Sam: I am an art student from Malaysia. I started to take photograph many years ago with a DSLR my mom bought. I like macro photography at that time. This is how I got started with "art" stuff and eventually taking a diploma in that field. Few years later, I started taking photos of people. I like moments/candid shots of normal people, and their daily lives. I believe everyone has a story.
I got into film photography earlier this year, when I found out I can attach a vintage lens onto my DSLR. From there I got to know more about vintage lens and cameras. During that time, a friend of mine attended a film developing workshop held by my secondary school's art teacher. So me and my friend, who is also interested in photography, decided to give it a try. Fortunately, my secondary school's art teacher was selling film at a lower price hoping to let more people to get into film.
What type of film do you use and what camera do you use it with? Why do you prefer these?
Sam: I am still at the exploring stage, so I don't have a favourite film yet. I am trying to shoot black and white recently.
I use my grandfather's old Fujica MF fix focus point and shoot and a Yashica GSN. I actually enjoy using the point and shoot camera. I can focus on composing my subject and shoot without worries because everything is fixed. The only down side is it's too slow for some indoor or night shot. I bought a GSN because I found a really great deal. Perfect chance for me to give rangefinders a try. This aperture priority camera is flexible and allows me to shoot at almost any situation and still no need to worry too much about the exposure. I am saving up for a Spotmatic as my first full manual SLR. :)
What do you think film has that digital doesn't have?
Sam: The surprise element! I often forgot a lot of shots that I took, after waiting for some time for the lab to send back my scanned photos. So there's always a surprise waiting to happen. I also like the unique look of every type of film.
Do you print your own photographs or are you comfortable having them printed in a lab?
Sam: Yes, I print my own photograph with my home printer, and I always wanted to have them printed in a lab just I not yet have the chance.
What motivates you to continue making photographs with film?

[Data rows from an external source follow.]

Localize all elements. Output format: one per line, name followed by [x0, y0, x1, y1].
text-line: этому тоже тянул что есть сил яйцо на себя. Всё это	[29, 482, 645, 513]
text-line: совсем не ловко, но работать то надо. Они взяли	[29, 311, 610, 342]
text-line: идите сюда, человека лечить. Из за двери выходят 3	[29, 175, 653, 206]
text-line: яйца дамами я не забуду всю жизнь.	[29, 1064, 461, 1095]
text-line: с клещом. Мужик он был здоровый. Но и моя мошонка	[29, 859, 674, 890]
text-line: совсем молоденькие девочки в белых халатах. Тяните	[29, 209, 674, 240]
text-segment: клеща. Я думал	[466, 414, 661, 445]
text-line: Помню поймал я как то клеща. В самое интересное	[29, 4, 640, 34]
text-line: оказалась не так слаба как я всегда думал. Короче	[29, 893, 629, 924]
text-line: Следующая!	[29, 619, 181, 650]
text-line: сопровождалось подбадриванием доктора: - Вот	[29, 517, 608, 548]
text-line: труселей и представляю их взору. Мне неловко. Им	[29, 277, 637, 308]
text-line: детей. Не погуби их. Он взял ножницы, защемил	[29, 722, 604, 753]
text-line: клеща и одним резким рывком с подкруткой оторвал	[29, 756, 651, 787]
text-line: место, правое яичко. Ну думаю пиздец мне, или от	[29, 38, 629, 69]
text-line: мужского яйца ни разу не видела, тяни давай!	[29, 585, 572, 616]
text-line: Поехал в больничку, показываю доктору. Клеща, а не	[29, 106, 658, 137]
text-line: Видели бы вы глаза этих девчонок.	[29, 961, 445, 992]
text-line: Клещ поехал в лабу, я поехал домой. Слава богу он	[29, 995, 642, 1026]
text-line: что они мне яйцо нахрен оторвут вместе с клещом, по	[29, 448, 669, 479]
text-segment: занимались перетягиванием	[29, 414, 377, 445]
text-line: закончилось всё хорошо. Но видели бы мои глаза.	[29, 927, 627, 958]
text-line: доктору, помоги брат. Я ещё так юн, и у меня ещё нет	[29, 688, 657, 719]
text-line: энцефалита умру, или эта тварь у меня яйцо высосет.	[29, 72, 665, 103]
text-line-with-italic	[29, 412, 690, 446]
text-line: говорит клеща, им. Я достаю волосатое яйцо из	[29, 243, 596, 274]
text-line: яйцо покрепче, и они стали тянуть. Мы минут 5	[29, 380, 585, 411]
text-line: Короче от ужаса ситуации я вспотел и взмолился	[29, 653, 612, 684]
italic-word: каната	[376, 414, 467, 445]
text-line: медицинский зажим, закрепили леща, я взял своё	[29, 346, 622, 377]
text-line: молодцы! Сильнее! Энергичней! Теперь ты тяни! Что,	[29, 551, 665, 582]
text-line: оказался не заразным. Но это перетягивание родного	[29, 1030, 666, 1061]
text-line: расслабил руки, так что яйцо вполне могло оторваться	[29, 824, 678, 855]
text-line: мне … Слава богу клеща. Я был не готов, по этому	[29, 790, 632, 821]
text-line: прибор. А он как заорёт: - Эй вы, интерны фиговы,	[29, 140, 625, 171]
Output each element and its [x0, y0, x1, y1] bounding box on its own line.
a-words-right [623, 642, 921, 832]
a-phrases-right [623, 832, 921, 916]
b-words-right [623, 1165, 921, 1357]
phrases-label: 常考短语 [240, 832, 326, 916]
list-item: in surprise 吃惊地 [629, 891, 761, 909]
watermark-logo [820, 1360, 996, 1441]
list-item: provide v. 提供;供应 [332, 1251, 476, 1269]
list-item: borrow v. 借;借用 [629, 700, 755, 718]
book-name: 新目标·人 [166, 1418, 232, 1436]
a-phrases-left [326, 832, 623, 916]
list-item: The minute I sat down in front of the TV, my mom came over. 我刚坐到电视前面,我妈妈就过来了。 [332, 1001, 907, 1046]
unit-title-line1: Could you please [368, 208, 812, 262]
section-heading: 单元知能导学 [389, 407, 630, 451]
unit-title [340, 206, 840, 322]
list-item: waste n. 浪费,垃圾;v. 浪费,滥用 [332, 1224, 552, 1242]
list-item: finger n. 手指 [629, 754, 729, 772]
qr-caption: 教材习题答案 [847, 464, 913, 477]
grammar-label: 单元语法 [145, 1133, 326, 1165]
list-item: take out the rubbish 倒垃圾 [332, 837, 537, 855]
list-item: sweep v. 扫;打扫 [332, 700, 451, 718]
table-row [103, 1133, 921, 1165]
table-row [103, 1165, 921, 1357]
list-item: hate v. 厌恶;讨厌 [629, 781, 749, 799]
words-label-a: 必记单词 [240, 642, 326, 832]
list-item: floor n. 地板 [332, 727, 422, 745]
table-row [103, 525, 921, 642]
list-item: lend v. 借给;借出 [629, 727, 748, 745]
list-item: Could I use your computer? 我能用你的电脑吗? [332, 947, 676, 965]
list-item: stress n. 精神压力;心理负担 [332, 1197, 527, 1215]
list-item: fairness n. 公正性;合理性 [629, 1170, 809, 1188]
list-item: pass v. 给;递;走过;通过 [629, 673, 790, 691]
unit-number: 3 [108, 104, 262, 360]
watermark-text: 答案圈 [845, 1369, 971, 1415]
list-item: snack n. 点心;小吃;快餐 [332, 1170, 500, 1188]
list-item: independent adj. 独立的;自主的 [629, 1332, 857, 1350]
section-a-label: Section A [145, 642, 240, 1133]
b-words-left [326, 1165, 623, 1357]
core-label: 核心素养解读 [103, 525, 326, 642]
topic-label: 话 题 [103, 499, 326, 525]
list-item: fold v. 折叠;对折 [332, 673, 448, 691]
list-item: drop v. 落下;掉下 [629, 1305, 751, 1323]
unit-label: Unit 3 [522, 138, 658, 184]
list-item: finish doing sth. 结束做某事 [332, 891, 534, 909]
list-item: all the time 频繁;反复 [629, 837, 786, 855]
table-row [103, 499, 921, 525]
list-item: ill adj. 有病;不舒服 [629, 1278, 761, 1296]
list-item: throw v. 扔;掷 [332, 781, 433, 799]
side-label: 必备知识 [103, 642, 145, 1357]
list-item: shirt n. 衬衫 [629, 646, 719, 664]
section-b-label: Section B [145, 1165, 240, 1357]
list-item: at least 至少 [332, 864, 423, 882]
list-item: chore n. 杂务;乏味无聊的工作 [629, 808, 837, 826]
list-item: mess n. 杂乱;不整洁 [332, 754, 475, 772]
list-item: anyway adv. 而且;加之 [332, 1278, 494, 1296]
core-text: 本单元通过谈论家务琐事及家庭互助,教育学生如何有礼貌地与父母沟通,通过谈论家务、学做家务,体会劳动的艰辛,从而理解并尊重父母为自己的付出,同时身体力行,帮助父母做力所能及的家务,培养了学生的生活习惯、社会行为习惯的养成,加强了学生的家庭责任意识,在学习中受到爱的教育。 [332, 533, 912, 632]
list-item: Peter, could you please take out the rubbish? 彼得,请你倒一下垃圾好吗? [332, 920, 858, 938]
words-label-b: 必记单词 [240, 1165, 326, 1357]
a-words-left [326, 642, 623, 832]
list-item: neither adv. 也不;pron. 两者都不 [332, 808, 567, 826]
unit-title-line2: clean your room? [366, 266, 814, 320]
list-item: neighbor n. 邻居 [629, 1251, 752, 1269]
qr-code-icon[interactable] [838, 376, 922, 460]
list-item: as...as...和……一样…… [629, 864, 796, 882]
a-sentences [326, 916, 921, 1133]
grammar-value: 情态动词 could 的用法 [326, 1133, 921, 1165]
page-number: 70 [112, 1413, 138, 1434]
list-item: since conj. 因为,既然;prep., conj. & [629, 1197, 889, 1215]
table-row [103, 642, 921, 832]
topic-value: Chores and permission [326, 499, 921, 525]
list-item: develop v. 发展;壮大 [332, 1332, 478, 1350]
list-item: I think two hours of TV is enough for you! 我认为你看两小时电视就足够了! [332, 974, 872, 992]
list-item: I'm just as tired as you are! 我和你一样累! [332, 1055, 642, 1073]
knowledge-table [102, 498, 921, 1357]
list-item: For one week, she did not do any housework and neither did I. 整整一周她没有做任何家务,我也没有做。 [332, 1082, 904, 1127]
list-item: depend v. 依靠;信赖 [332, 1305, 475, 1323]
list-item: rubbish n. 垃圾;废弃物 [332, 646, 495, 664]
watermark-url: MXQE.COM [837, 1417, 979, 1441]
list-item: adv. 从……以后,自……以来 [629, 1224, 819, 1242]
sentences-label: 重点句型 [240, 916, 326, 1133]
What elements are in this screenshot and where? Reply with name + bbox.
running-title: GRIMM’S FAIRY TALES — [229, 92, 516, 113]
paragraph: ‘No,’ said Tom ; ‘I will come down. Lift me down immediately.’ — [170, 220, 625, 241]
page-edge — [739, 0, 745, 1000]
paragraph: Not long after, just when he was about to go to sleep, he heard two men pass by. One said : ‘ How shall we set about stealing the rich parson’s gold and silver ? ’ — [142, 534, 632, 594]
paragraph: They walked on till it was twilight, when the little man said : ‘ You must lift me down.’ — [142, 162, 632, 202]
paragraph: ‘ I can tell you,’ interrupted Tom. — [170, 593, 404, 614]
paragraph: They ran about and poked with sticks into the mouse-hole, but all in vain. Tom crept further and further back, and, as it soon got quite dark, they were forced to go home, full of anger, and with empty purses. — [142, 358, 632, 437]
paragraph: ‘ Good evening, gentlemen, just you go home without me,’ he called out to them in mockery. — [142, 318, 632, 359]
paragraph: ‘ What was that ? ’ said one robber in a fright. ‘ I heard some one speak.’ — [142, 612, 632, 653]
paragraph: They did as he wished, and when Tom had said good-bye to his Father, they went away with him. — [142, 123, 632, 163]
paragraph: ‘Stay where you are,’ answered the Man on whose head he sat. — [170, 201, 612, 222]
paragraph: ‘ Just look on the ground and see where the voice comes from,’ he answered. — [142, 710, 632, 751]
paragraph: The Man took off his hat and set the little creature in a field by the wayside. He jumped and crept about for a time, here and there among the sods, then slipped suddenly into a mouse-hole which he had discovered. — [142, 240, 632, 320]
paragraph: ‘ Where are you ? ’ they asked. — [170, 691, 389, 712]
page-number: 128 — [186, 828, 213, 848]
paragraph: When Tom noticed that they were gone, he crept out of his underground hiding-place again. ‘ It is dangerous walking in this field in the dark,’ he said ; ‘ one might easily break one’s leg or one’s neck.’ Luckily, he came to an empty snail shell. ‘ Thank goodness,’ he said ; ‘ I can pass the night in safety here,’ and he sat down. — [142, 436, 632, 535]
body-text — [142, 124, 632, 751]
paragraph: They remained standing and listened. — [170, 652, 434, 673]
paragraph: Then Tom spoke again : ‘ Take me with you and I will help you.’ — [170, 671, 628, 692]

Sam: The analog process. The "interchangeable full frame sensor." The cameras.
I admit I'm a gear head, I like to collect vintage lenses and cameras. Because they are way older than me and not most are not available anymore. It feels magical when I realize our technology has advanced enough to build this product 50 years ago. Other than that, a photo taken with film cannot be deleted like digital, any mistake I make will be recorded in the negative forever— reminding me not to repeat it. Lastly, maybe it's because I was born in the digital age, I appreciate anything made by hands, not binaries.
Are there any photographers that influenced your way of making pictures?
Sam: Ruan Yizhong 阮義忠. A Taiwanese photographer who take photos around his country. He always has stories or lessons in his photographs.
Do you see any value shooting with film?
Sam: To be honest, I don't see any significant impact in me shooting with film, so far. And, I spending more money to buy and develop film has become a burden for me as a student.
What do you think is the future of film photography?
Sam: The future of film is bright. There's a lot of discontinued film coming back— thanks to those who are working hard and helping others to know more about film. Digital natives also started to get into film because of the analog process and also the film look.
Would you like to offer some good words to those who want to try film photography for the first time? What must they learn before venturing into this format?
Sam: Why not give it a try? That's how photography started anyway. Think about the magical moments you'll experience with film photography. There's nothing much you need to get into this— a film camera, and couple of rolls of film, that's it. It's that simple without the fancy settings like in a digital camera.
According to Sam, "some film photographers in my country say that film is poison. Once you get in, there's no turning back."
It's great to see these breathtaking photographs, Sam! Thank you for taking time out in sharing your insights and work.